Une demi heure après leur départ, je suis placée sous assistance respiratoire. J’y resterai près de cinq mois au total. A partir de là, je ne me souviens plus de rien. Un trou noir de deux mois dans mes souvenirs. Ce que je sais de cette période, c’est mon mari et mes enfants qui me l’ont raconté.

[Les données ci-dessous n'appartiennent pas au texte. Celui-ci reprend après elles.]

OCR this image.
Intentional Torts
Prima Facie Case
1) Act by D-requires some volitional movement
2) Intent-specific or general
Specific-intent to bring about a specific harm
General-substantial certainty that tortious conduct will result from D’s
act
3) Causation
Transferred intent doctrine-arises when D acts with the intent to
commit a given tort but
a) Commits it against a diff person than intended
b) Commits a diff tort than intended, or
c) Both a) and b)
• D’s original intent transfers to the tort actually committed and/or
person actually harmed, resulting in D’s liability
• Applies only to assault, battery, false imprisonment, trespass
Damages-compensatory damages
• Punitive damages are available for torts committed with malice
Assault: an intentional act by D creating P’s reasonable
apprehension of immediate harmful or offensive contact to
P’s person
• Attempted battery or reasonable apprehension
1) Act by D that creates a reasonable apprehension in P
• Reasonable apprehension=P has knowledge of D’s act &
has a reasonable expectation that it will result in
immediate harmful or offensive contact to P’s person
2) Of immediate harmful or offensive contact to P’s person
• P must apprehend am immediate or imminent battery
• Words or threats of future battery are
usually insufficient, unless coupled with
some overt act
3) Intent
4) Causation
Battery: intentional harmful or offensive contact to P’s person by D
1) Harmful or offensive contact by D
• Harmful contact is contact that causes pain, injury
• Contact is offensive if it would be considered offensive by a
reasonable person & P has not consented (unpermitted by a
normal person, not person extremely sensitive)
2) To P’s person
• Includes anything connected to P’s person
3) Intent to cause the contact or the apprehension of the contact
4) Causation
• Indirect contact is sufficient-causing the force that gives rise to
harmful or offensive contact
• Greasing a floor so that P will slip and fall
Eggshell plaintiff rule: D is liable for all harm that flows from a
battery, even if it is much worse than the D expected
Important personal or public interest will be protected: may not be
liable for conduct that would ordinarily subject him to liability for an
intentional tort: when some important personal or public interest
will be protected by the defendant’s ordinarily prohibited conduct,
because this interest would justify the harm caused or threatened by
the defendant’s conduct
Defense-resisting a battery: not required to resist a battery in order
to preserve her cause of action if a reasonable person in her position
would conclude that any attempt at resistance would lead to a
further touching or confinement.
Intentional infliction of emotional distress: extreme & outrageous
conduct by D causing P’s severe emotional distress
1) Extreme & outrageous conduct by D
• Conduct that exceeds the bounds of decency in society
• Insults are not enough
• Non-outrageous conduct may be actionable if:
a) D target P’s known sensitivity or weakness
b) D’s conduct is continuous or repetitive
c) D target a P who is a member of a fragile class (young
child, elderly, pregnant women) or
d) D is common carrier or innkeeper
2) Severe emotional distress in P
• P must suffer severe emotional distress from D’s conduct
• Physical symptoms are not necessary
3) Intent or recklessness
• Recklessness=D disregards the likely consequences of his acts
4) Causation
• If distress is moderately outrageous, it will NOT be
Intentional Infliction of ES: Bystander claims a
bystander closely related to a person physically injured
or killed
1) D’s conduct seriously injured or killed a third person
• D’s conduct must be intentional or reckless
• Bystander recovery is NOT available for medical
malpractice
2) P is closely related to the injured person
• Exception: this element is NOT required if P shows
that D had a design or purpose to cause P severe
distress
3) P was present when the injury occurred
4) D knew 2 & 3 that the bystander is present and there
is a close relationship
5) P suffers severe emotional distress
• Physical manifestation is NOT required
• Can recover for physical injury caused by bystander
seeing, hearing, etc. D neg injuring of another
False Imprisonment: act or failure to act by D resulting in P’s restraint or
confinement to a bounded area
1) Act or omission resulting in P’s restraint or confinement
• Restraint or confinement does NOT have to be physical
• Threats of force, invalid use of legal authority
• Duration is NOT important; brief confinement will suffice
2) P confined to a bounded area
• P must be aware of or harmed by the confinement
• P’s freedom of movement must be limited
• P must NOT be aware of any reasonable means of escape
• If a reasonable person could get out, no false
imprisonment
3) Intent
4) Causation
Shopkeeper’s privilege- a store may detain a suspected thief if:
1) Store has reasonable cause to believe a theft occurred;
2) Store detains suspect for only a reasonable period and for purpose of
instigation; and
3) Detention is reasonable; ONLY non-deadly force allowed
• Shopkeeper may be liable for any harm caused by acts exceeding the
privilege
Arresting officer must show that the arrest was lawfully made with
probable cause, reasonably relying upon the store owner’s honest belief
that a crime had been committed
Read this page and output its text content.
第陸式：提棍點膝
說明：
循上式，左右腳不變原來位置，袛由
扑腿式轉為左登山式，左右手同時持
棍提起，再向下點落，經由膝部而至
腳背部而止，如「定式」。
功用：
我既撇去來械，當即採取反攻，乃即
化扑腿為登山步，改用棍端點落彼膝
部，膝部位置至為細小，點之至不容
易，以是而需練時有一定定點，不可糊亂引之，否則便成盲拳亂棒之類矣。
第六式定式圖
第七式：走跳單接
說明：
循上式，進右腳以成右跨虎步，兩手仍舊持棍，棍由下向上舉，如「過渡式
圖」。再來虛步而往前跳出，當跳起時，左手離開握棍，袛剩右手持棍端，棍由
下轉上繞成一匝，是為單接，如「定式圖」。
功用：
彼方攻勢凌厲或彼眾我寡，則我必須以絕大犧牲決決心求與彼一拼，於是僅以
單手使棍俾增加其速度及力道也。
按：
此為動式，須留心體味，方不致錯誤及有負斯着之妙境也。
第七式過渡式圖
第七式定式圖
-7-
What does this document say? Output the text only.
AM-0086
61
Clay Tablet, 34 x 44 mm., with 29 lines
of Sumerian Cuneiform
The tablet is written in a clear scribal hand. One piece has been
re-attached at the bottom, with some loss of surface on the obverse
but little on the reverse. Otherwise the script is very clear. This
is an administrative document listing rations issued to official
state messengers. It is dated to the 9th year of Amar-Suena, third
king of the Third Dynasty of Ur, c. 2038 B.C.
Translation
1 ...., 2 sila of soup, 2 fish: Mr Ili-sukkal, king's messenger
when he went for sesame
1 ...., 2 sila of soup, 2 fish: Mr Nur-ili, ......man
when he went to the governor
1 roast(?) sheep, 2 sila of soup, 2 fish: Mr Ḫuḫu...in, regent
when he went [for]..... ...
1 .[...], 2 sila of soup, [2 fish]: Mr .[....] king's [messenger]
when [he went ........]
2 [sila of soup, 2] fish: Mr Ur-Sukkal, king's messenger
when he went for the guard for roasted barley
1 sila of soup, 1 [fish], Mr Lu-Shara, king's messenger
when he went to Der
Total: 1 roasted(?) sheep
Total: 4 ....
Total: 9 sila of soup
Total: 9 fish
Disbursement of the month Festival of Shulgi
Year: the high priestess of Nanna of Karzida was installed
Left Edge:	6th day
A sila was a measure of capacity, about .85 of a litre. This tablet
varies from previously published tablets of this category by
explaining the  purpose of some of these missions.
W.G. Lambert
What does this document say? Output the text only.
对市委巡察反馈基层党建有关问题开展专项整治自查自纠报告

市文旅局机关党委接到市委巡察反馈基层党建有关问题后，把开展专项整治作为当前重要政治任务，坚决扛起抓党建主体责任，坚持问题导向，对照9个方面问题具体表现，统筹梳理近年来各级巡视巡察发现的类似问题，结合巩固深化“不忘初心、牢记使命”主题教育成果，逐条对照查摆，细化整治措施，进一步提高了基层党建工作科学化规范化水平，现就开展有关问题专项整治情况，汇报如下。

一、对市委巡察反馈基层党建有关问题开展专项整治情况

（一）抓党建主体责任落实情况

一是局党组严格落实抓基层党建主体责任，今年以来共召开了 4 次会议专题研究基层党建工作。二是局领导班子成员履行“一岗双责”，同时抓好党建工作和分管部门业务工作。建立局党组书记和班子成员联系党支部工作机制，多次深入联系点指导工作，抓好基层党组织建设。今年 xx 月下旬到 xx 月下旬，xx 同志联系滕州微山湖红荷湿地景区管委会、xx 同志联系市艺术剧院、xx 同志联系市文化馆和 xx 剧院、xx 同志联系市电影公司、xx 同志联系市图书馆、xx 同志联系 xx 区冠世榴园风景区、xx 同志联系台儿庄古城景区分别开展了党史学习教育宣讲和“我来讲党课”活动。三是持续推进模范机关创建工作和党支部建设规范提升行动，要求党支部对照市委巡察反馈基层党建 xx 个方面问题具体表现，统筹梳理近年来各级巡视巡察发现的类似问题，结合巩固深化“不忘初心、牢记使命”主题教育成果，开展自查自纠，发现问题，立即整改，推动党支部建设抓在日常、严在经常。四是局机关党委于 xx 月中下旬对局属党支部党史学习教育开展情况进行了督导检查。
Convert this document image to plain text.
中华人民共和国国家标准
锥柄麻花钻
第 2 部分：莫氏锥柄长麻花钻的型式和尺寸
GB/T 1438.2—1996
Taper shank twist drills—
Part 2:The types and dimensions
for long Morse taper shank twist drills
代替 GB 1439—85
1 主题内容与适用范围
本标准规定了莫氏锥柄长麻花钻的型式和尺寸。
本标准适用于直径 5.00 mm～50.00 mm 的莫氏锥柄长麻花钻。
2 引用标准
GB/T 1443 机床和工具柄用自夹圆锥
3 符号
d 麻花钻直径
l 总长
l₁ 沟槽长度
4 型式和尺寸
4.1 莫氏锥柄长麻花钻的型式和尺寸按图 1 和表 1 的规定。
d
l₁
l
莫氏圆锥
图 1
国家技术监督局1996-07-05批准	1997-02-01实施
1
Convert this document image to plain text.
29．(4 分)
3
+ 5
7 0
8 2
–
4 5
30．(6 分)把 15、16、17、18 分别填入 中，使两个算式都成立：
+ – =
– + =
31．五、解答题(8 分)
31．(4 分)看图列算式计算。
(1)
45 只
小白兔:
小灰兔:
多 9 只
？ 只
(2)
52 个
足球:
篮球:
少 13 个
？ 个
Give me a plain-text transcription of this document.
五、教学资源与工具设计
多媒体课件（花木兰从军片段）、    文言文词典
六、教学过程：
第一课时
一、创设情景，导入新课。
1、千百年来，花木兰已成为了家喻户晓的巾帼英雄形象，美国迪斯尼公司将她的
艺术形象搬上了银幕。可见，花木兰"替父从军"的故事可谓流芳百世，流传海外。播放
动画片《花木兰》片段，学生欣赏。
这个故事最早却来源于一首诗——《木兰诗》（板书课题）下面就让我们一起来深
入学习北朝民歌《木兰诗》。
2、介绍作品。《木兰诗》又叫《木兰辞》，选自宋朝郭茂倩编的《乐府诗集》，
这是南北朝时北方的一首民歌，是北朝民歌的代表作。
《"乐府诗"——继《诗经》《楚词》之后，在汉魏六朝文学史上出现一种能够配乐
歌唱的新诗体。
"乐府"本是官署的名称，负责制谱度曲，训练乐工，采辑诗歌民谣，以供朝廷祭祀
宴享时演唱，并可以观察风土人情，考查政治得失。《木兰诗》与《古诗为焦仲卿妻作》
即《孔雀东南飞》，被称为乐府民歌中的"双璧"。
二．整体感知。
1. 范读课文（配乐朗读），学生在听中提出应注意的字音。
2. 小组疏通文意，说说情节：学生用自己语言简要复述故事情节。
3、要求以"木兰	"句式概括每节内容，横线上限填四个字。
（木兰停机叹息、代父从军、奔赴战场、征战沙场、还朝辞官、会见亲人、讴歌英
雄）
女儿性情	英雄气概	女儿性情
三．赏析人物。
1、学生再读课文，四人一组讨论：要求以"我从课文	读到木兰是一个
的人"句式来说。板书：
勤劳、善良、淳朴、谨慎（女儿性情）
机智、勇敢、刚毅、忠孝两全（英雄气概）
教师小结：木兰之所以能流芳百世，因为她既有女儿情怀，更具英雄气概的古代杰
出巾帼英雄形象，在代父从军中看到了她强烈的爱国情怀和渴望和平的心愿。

Le service réanimation et assistance respiratoire

C’est dans ce service qu’on regroupe les gros malades dont l’état nécessite une surveillance de tous les instants. Les visites sont très limitées. Il faut revêtir une blouse blanche et des gants blancs. Ma chambre est impressionnante. Elle ressemble à un cockpit d’avion. Partout des écrans, des voyants, des alarmes, des machines dont nous apprendrons au cours du temps le nom et la fonction. J’ai été plongée dans un coma artificiel. J’ai un gros tube dans la bouche qui m’amène de l’air et de l’oxygène, un autre dans le nez qui m’apporte la nourriture, des poches de perfusion qui me distillent différents produits, des capteurs un peu partout qui mesurent quantité de paramètres, une sonde et une poche urinaire. Je gis dans mon lit inconsciente et inerte. On m’a administré des immunoglobulines qui en quelques jours ont arrêté la progression de la maladie mais il reste à réparer les dégâts qu’elle a causés. Les médecins m’ont également administré de la cortisone à très forte dose qui donne des résultats dans certains cas mais qui ne donne rien dans le mien.

La guérison de ce Guillain-Barré peu ordinaire est incertaine

Je reste ainsi une semaine puis je sors progressivement du coma artificiel. Les neurologues interviennent pour jauger l’état de mes nerfs et apprécier mes chances de guérison. Ils me soumettent à toute une batterie de tests. Leur diagnostic tombe implacable. Les nerfs sont gravement touchés. Ce n’est pas un Guillain-Barré ordinaire mais une forme beaucoup plus grave. Dans le Guillain-Barré ordinaire, la gaine extérieure du nerf est seule atteinte. Dans mon cas, l’attaque va bien au-delà, jusqu’à la partie centrale du nerf. Pour beaucoup de médecins, je risque de rester tout le restant de ma vie dans cet état d’impotence. D’autres me laissent une petite lueur d’espoir et disent seulement que la maladie sera très longue.

Dans mon état d’hébétude, je n’ai pas conscience de ce revirement mais pour mon mari et les miens, c’est cauchemardesque. Notre éducation de protestant cévenol ne nous porte pas à extérioriser nos peines. Nous savons aussi qu’aux cotés de l’équipe médicale, il y a quelqu’un de Tout Puissant qui veille sur nous et qui nous aide à vaincre la maladie. Cette certitude nous aide à traverser cette terrible épreuve et jamais aucun de nous ne désespérera de l’avenir, ni mon mari, ni nos enfants, ni moi !

Que vais-je devenir ?

Je gis sur mon lit, complètement inerte, complètement insensible, incapable du moindre mouvement, incapable de parler, incapable d’appeler à l’aide mais parfaitement consciente. Je peux cependant faire un très léger signe de tête et répondre ainsi par oui ou par non aux questions que l’on me pose. Je suis dans le même état que ce malheureux Vincent Humbert qui a tant défrayé la chronique. C’est dramatique de se savoir à la merci des évènements sans possibilité de réaction. C’est alors que l’on a besoin d’être entouré, d’être soutenu. Mais dans ce service de grands malades, les visites sont limitées à la proche famille.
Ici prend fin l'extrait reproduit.